Your outline script is most of the way there. It is more complex because you didn't save the dates coming in. This more or less works:
awk -F, '
FNR == NR { if (!($2 in date) || date[$2] < $3) { date[$2] = $3; line[$2] = $0; } next; }
{ if ($2 in date)
{
if (date[$2] > $3)
print line[$2]
else
print
delete line[$2]
delete date[$2]
}
else
print
}
END { for (l in line) print line[l]; }' file2 file1
Sample output for given data:
DL,1111111100,201312051013,val,FIX01,OptIn,N,Ext1,Ext2
DL,1111111101,201312051014,val,FIX01,OptIn,Y,Ext1,Ext2
DL,1111111102,201312051017,val,FIX02,OptIn,N,Ext1,Ext2
DL,1111111103,201312051016,val,FIX01,OptIn,N,Ext1,Ext2
DL,1111111104,201312051016,val,FIX02,OptIn,Y,Ext1,Ext2
However, if there were 4 new records, there's no guarantee that they'd be in sorted order, though they would all be at the end of the list. It would be possible to upgrade the script to print the new records at the appropriate place in the list if the input is guaranteed to be in sorted order. You simply have to search through the list of lines to see whether there are any lines that should be printed before the current line, and if so, do so (and delete the record so that they are not printed at the end).
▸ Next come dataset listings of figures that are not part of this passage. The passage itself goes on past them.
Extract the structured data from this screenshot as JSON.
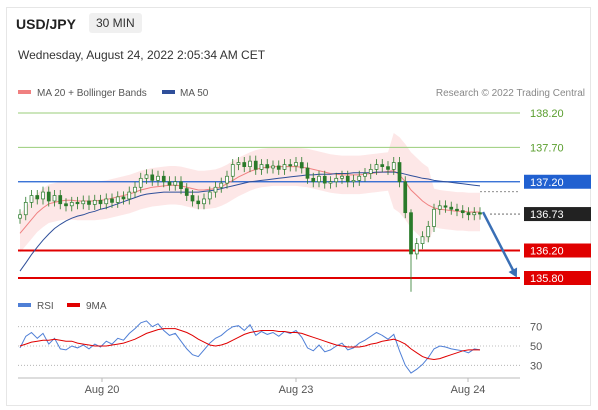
{
  "header": {
    "pair": "USD/JPY",
    "timeframe": "30 MIN",
    "datetime": "Wednesday, August 24, 2022 2:05:34 AM CET"
  },
  "legend": {
    "ma20_label": "MA 20 + Bollinger Bands",
    "ma50_label": "MA 50",
    "copyright": "Research © 2022 Trading Central",
    "rsi_label": "RSI",
    "ma9_label": "9MA"
  },
  "colors": {
    "ma20": "#f08080",
    "bollinger_fill": "#fde3e3",
    "ma50": "#2f4f9a",
    "support": "#e00000",
    "resistance": "#9acd7a",
    "pivot": "#2060d0",
    "last_price": "#222222",
    "arrow": "#3a6fb5",
    "candle": "#2a7a2a",
    "rsi": "#4f7fd6"
  },
  "chart_data": [
    {
      "type": "candlestick",
      "title": "USD/JPY 30 MIN",
      "x_tick_labels": [
        "Aug 20",
        "Aug 23",
        "Aug 24"
      ],
      "ylim": [
        135.58,
        138.36
      ],
      "last_price": 136.73,
      "levels": [
        {
          "value": 138.2,
          "label": "138.20",
          "kind": "resistance"
        },
        {
          "value": 137.7,
          "label": "137.70",
          "kind": "resistance"
        },
        {
          "value": 137.2,
          "label": "137.20",
          "kind": "pivot"
        },
        {
          "value": 136.2,
          "label": "136.20",
          "kind": "support"
        },
        {
          "value": 135.8,
          "label": "135.80",
          "kind": "support"
        }
      ],
      "close": [
        136.72,
        136.9,
        137.0,
        136.95,
        137.05,
        136.92,
        137.0,
        136.88,
        136.85,
        136.9,
        136.88,
        136.92,
        136.87,
        136.93,
        136.88,
        136.95,
        136.9,
        136.98,
        136.95,
        137.05,
        137.12,
        137.25,
        137.3,
        137.22,
        137.28,
        137.2,
        137.15,
        137.2,
        137.1,
        137.0,
        136.92,
        136.88,
        136.95,
        137.05,
        137.12,
        137.18,
        137.28,
        137.45,
        137.48,
        137.42,
        137.5,
        137.38,
        137.45,
        137.4,
        137.43,
        137.38,
        137.45,
        137.43,
        137.48,
        137.4,
        137.25,
        137.2,
        137.28,
        137.18,
        137.2,
        137.25,
        137.28,
        137.2,
        137.22,
        137.28,
        137.32,
        137.38,
        137.45,
        137.42,
        137.38,
        137.48,
        137.2,
        136.75,
        136.15,
        136.3,
        136.4,
        136.55,
        136.8,
        136.85,
        136.83,
        136.8,
        136.78,
        136.75,
        136.72,
        136.75,
        136.73
      ],
      "ma20": [
        136.45,
        136.55,
        136.65,
        136.75,
        136.82,
        136.88,
        136.9,
        136.92,
        136.93,
        136.93,
        136.92,
        136.92,
        136.92,
        136.92,
        136.93,
        136.94,
        136.96,
        136.98,
        137.0,
        137.02,
        137.05,
        137.08,
        137.1,
        137.12,
        137.13,
        137.14,
        137.15,
        137.15,
        137.14,
        137.12,
        137.1,
        137.08,
        137.08,
        137.09,
        137.1,
        137.13,
        137.17,
        137.22,
        137.27,
        137.31,
        137.35,
        137.38,
        137.4,
        137.41,
        137.42,
        137.42,
        137.42,
        137.42,
        137.42,
        137.41,
        137.4,
        137.38,
        137.36,
        137.34,
        137.32,
        137.31,
        137.3,
        137.3,
        137.3,
        137.3,
        137.31,
        137.32,
        137.33,
        137.34,
        137.35,
        137.36,
        137.3,
        137.2,
        137.08,
        137.0,
        136.92,
        136.86,
        136.82,
        136.8,
        136.79,
        136.78,
        136.77,
        136.77,
        136.76,
        136.76,
        136.76
      ],
      "ma50": [
        135.9,
        136.02,
        136.14,
        136.25,
        136.35,
        136.44,
        136.52,
        136.58,
        136.63,
        136.67,
        136.7,
        136.72,
        136.75,
        136.77,
        136.8,
        136.82,
        136.85,
        136.88,
        136.91,
        136.94,
        136.97,
        137.0,
        137.02,
        137.03,
        137.04,
        137.05,
        137.05,
        137.05,
        137.05,
        137.05,
        137.05,
        137.05,
        137.06,
        137.07,
        137.08,
        137.1,
        137.12,
        137.14,
        137.16,
        137.18,
        137.2,
        137.21,
        137.22,
        137.23,
        137.24,
        137.25,
        137.26,
        137.27,
        137.28,
        137.29,
        137.3,
        137.3,
        137.31,
        137.31,
        137.31,
        137.32,
        137.32,
        137.32,
        137.33,
        137.33,
        137.33,
        137.33,
        137.34,
        137.34,
        137.34,
        137.34,
        137.33,
        137.31,
        137.29,
        137.27,
        137.25,
        137.24,
        137.22,
        137.21,
        137.2,
        137.19,
        137.18,
        137.17,
        137.16,
        137.15,
        137.14
      ]
    },
    {
      "type": "line",
      "title": "RSI",
      "ylim": [
        20,
        80
      ],
      "y_tick_labels": [
        "70",
        "50",
        "30"
      ],
      "series": [
        {
          "name": "RSI",
          "values": [
            48,
            60,
            64,
            58,
            63,
            52,
            58,
            47,
            46,
            50,
            48,
            51,
            47,
            52,
            49,
            55,
            52,
            58,
            56,
            63,
            68,
            74,
            76,
            70,
            73,
            66,
            61,
            63,
            55,
            47,
            41,
            39,
            46,
            53,
            58,
            61,
            66,
            70,
            71,
            66,
            72,
            61,
            65,
            62,
            64,
            60,
            65,
            63,
            66,
            59,
            48,
            45,
            51,
            44,
            46,
            50,
            53,
            46,
            48,
            53,
            56,
            60,
            64,
            61,
            57,
            62,
            45,
            30,
            22,
            26,
            31,
            38,
            47,
            50,
            49,
            47,
            46,
            45,
            43,
            47,
            46
          ]
        },
        {
          "name": "9MA",
          "values": [
            50,
            52,
            54,
            55,
            56,
            56,
            57,
            56,
            55,
            55,
            53,
            52,
            51,
            50,
            50,
            50,
            51,
            52,
            53,
            55,
            57,
            60,
            63,
            65,
            67,
            68,
            68,
            68,
            66,
            64,
            61,
            57,
            54,
            51,
            50,
            51,
            53,
            56,
            59,
            62,
            64,
            65,
            66,
            66,
            66,
            65,
            65,
            64,
            64,
            63,
            61,
            59,
            57,
            55,
            53,
            51,
            50,
            49,
            49,
            49,
            50,
            52,
            53,
            55,
            56,
            57,
            55,
            52,
            47,
            43,
            39,
            37,
            36,
            37,
            39,
            41,
            43,
            45,
            46,
            46,
            46
          ]
        }
      ]
    }
  ]
}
Note that uniqueness in the output depends on uniqueness in the input (file1). That is, if field 2 in the input is repeated, this code won't notice. There is also nothing that can be done with the current design even if a duplicate was spotted; the old row has been printed so printing the new row will simply cause the duplicate. If you were worried about this, you could design the awk script to keep the whole of file1 in memory and only print anything when the whole of the input has been processed. Needless to say, this uses a lot more memory than the current design, and will generally be less efficient because of that. Nevertheless, it could be done if needed.